Na succesvolste WK ooit zeggen zelfs de Amerikaanse atletiekcoaches de Nederlanders gedag
In dit artikel:
In Tokio leverde Nederland zijn succesvolste wereldkampioenschap atletiek ooit: vier mannen in het oranje — Nsikak Ekpo, Taymir Burnet, Xavi Mo-Ajok en Elvis Afrifa — veroverden tot ieders verrassing brons op de 4×100 meter, waardoor de Nederlandse ploeg uitkwam op zes medailles (2x goud, 2x zilver, 2x brons). Daarmee eindigde Nederland als vierde in het medailleklassement, vóór landen als Jamaica en gastland Japan. Twee jaar eerder in Boedapest waren het er vijf.
Belangrijke prestaties waren onder meer Jessica Schilders historisch gouden kogelstoot en Jorinde van Klinkens zilveren discusprestatie — beide primeurs voor Nederlandse atleten in die nummers. De vrouwenestafette (4×400 m) met Eveline Saalberg, Lieke Klaver, Lisanne de Witte en Femke Bol bezorgde Nederland ook brons; Bol kon in de halve finale even sparen en benadrukte dat de ploeg in de breedte sterker is geworden. Sifan Hassan, die bij vorige WK’s meerdere medailles won, deed niet mee.
Er waren ook teleurstellingen: de pas 20-jarige Niels Laros, die lang op koers lag voor een medaille op de 1500 m, werd uiteindelijk vijfde en was uitgeput na de race. Lieke Klaver miste de finale van de 400 m — die eindstrijd verliep zo snel dat zelfs haar beste tijden geen garantie voor een plek bij de medailles zouden zijn geweest.
Hoofdcoach Laurent Meuwly had vooraf elf medaillekansen genoemd en rekende op minstens vier plakken; na afloop sprak hij van tevredenheid en wees hij op het groeiende internationale respect voor Nederland.
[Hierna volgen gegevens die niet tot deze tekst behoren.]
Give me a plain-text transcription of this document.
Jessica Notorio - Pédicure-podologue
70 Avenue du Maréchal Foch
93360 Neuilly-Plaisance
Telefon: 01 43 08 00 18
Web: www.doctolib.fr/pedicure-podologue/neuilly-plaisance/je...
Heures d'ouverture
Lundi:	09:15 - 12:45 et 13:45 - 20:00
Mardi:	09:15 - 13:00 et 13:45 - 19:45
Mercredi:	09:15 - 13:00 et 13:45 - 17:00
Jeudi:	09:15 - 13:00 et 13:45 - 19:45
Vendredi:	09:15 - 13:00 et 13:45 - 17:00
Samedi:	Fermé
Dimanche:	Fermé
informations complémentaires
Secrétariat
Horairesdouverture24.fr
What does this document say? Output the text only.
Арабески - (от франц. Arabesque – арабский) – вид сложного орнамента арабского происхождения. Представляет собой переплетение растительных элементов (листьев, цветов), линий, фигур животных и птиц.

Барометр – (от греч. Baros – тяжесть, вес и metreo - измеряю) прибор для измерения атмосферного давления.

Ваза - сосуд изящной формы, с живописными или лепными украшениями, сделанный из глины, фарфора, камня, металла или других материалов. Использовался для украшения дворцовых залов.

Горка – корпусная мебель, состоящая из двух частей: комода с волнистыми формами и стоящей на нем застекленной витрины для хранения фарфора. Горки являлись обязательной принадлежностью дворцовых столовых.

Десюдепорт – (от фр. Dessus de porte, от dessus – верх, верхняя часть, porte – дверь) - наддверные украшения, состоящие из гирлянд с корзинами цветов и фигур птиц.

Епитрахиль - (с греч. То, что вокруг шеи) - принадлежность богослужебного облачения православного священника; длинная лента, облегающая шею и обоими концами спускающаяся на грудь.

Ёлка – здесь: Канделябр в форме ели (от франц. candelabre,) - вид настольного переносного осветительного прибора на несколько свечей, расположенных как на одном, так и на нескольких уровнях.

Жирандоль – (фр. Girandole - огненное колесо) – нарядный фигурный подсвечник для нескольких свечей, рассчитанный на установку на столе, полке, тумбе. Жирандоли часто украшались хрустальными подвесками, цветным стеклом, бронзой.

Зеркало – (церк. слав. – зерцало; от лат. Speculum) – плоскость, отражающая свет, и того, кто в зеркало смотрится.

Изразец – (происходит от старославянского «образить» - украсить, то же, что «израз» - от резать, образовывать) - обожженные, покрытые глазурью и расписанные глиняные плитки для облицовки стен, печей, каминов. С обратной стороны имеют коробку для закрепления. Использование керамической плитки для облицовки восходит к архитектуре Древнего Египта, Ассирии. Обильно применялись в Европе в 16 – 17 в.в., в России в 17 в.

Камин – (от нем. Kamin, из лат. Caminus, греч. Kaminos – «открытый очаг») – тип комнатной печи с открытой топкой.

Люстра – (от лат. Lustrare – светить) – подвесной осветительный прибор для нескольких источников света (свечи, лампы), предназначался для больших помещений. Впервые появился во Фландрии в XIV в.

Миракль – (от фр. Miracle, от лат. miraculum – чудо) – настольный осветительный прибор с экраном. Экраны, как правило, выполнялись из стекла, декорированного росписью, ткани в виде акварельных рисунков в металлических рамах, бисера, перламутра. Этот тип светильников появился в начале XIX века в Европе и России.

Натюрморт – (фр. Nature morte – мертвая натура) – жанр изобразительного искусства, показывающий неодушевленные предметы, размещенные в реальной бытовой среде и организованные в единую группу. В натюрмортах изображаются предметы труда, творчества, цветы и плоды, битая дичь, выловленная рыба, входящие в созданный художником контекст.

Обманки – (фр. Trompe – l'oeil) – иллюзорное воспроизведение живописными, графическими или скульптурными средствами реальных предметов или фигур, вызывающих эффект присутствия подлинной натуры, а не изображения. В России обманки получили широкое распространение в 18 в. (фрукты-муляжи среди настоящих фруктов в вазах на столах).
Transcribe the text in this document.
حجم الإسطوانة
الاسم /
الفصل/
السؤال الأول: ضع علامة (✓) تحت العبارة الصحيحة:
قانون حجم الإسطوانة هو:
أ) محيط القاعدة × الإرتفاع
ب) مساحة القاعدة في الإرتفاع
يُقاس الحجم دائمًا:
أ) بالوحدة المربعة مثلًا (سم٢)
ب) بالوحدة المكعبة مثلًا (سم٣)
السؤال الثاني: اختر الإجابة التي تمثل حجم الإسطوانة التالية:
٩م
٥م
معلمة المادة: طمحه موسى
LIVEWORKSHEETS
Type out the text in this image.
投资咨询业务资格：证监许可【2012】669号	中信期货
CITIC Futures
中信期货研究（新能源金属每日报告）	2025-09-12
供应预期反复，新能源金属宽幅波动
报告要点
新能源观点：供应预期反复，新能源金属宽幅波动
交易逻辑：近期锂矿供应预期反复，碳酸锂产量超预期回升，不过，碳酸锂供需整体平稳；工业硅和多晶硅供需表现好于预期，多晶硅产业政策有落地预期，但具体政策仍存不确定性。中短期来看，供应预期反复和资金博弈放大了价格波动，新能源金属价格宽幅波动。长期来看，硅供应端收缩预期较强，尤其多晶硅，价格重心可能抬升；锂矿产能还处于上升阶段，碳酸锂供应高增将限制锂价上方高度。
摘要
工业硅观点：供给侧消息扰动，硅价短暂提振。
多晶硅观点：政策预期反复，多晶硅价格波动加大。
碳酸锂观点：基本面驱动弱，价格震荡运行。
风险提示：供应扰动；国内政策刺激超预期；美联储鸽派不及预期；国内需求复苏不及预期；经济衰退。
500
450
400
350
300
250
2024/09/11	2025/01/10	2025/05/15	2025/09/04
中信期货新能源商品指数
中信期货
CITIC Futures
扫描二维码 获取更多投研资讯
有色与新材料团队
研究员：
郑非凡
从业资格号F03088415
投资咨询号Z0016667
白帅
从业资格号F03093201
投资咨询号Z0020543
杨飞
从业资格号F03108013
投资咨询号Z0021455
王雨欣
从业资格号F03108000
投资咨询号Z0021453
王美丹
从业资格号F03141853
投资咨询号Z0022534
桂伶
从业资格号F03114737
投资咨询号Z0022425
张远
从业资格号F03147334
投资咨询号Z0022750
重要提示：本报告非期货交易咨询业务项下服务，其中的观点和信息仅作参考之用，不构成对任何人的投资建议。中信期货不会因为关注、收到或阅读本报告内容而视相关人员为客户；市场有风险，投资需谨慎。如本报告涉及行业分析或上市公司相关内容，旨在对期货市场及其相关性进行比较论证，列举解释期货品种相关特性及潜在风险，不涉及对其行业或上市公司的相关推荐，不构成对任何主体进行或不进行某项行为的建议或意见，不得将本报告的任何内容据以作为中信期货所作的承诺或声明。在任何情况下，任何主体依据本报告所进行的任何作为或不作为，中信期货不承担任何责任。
Tegelijk waarschuwde hij dat de stijgende succesformule meer geld en logistieke capaciteit vereist: Nederland stuurde een recorddelegatie van 53 atleten naar Tokio, maar de middelen van de bond en NOC*NSF groeien niet evenredig mee, wat druk legt op begeleiding en toekomstbestendigheid. Meuwly riep op tot meer sponsoring om het niveau te behouden.
Naast sportieve hoogtepunten bleef de Atletiekunie ook in de schijnwerpers staan wegens de zaak rond Zoë Sedney. Sedney zei slachtoffer te zijn van grensoverschrijdend gedrag en uitte kritiek op de afhandeling door de bond; meerdere collega-atleten ondersteunden haar kritiek. Meuwly, die betrokken was als coach in de betrokken periode, noemt de kwestie voor hem afgerond maar erkent de gevoeligheid.
Kortom: Tokio markeert een doorbraak voor de Nederlandse atletiek qua prestaties en reputatie, maar zet bond en sponsors voor uitdagingen om die groei structureel te ondersteunen.